Iceberg argues that the scale of unrealized profits recorded by Noble on its derivatives contracts—the overall net gain at the end of last year was $4.6 billion, equivalent to 90% of its equity—is evidence that the valuations the trading firm is using have reached “incredible” levels.
Noble says much of the unrealized gains resulted from a big swing in the value of oil futures it uses to hedge its stocks of crude: As oil prices fell, its short futures position jumped in value. But it won’t say exactly how much of a profit it earned as a result.
Trading firms’ hesitancy to disclose much about their wins and losses in the market mean it can be much harder for an outsider to understand a set of accounts for a company like Noble than, say, for straightforward mining companies like Rio Tinto PLC or BHP Billiton PLC.

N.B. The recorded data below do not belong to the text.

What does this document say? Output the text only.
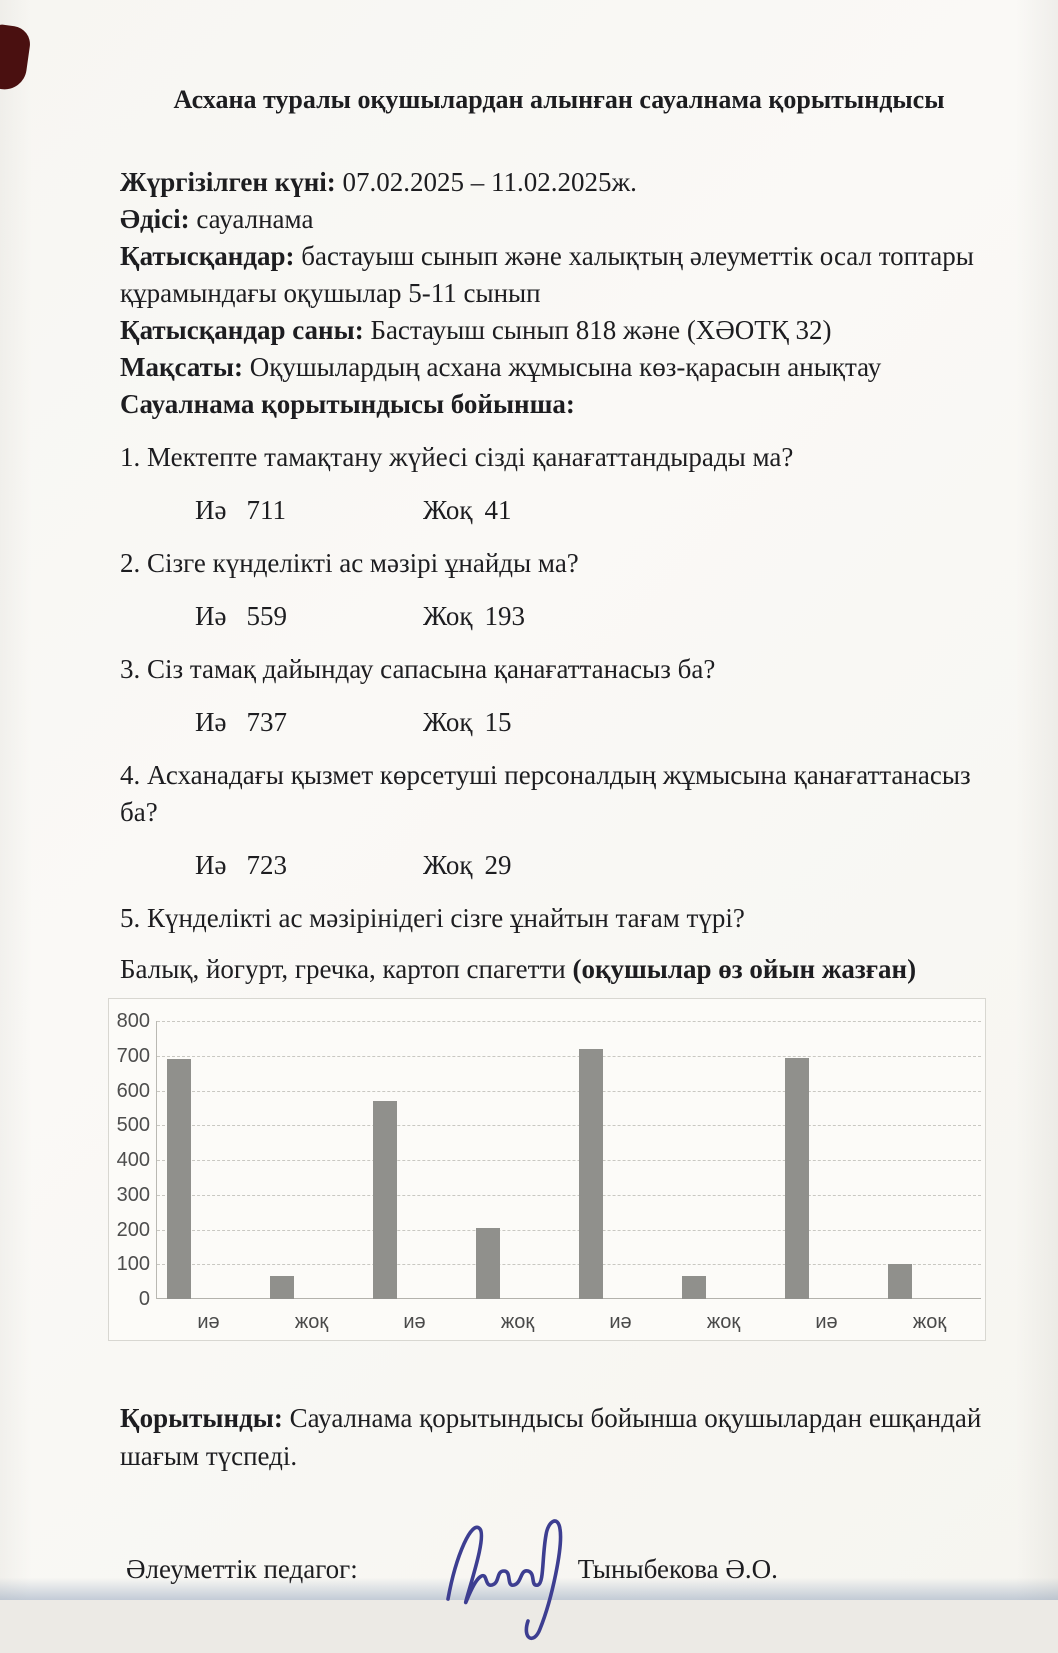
Асхана туралы оқушылардан алынған сауалнама қорытындысы

Жүргізілген күні: 07.02.2025 – 11.02.2025ж.

Әдісі: сауалнама

Қатысқандар: бастауыш сынып және халықтың әлеуметтік осал топтары құрамындағы оқушылар 5-11 сынып

Қатысқандар саны: Бастауыш сынып 818 және (ХӘОТҚ 32)

Мақсаты: Оқушылардың асхана жұмысына көз-қарасын анықтау

Сауалнама қорытындысы бойынша:

1. Мектепте тамақтану жүйесі сізді қанағаттандырады ма?

Иә 711	Жоқ 41

2. Сізге күнделікті ас мәзірі ұнайды ма?

Иә 559	Жоқ 193

3. Сіз тамақ дайындау сапасына қанағаттанасыз ба?

Иә 737	Жоқ 15

4. Асханадағы қызмет көрсетуші персоналдың жұмысына қанағаттанасыз ба?

Иә 723	Жоқ 29

5. Күнделікті ас мәзірінідегі сізге ұнайтын тағам түрі?

Балық, йогурт, гречка, картоп спагетти (оқушылар өз ойын жазған)

0
100
200
300
400
500
600
700
800
иә	жоқ	иә	жоқ	иә	жоқ	иә	жоқ

Қорытынды: Сауалнама қорытындысы бойынша оқушылардан ешқандай шағым түспеді.

Әлеуметтік педагог:	Тыныбекова Ә.О.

“You can model a mining company to a high degree of accuracy,” says Paul Gait, mining analyst at Sanford C. Bernstein in London. “But for traders, going into the detail of the business requires a level of disclosure they don’t give you, and which practically they can’t.”
“There is an element of trading companies having to say ‘trust me’,” Mr. Gait said.

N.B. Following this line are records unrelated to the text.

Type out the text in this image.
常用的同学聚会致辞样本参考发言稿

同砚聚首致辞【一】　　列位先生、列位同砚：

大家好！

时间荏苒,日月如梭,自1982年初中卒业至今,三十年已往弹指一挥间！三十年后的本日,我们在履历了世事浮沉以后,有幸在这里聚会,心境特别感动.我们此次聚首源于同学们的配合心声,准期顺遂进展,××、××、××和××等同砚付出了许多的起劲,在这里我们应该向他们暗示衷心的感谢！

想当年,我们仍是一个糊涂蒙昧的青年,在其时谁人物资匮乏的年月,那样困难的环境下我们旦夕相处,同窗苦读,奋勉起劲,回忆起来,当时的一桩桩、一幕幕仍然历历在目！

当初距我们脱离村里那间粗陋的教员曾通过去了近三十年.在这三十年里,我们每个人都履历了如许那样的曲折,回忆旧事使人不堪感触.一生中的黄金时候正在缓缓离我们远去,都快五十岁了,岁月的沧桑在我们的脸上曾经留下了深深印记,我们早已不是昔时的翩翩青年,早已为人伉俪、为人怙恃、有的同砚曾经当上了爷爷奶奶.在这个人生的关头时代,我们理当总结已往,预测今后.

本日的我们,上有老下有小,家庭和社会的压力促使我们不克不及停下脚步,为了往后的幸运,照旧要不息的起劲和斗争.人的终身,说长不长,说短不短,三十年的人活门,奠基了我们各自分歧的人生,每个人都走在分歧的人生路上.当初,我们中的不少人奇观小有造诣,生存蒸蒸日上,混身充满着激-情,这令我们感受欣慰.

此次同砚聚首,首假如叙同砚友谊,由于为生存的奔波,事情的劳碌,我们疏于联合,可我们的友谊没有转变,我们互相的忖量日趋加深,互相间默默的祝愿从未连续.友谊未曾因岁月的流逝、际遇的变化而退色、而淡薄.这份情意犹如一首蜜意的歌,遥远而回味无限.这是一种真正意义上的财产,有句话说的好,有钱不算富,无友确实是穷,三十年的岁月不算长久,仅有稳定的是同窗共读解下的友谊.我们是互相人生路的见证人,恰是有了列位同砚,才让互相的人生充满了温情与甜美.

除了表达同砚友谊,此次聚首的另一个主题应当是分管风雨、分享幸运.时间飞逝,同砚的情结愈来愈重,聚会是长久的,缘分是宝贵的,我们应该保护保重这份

Compared with global banks, which have a number of regulators breathing down their necks, trading companies remain relatively unregulated. In Noble’s case, its accounts and the procedures used to produce them are checked by Ernst & Young.
“You just have to trust the auditors,” says Mr. Gait. Ernst & Young has declined to comment on the debate regarding Noble.
Another difficulty for investors is that the trading firms themselves have become quite varied. Iceberg, for example, has pointed to differences in Noble’s financial position to that of rival Glencore as further evidence of problems.
But following its merger with mining company Xstrata PLC in 2013, Glencore is a rather different beast from Noble. Whereas Noble operates an “asset-light’”operation, owning few properties but mainly acting as a middleman in commodities trading, Glencore owns plenty of mines, oil rigs and storage facilities. About 60% of its operating profit comes from these production-related assets, making Glencore ever more similar to a pure resource company like BHP or Rio.
In turn, some say, that makes Glencore—a former partnership that listed in 2011—more suitable for the public markets. With a listing, long-term assets such as mines and other infrastructure can be backed by longer-term equity funding.
“When you move to more a mining model, it pushes you to a public ownership model,” says Craig Pirrong, professor of finance at the Bauer College of Business, University of Houston.
But, says Mr. Pirrong, companies like Noble that are more like pure traders, and which manage their risk through buying and selling derivatives, could be better off remaining as partnerships. “The companies that have had issues are all asset-light trading firms that are publicly owned,” he says.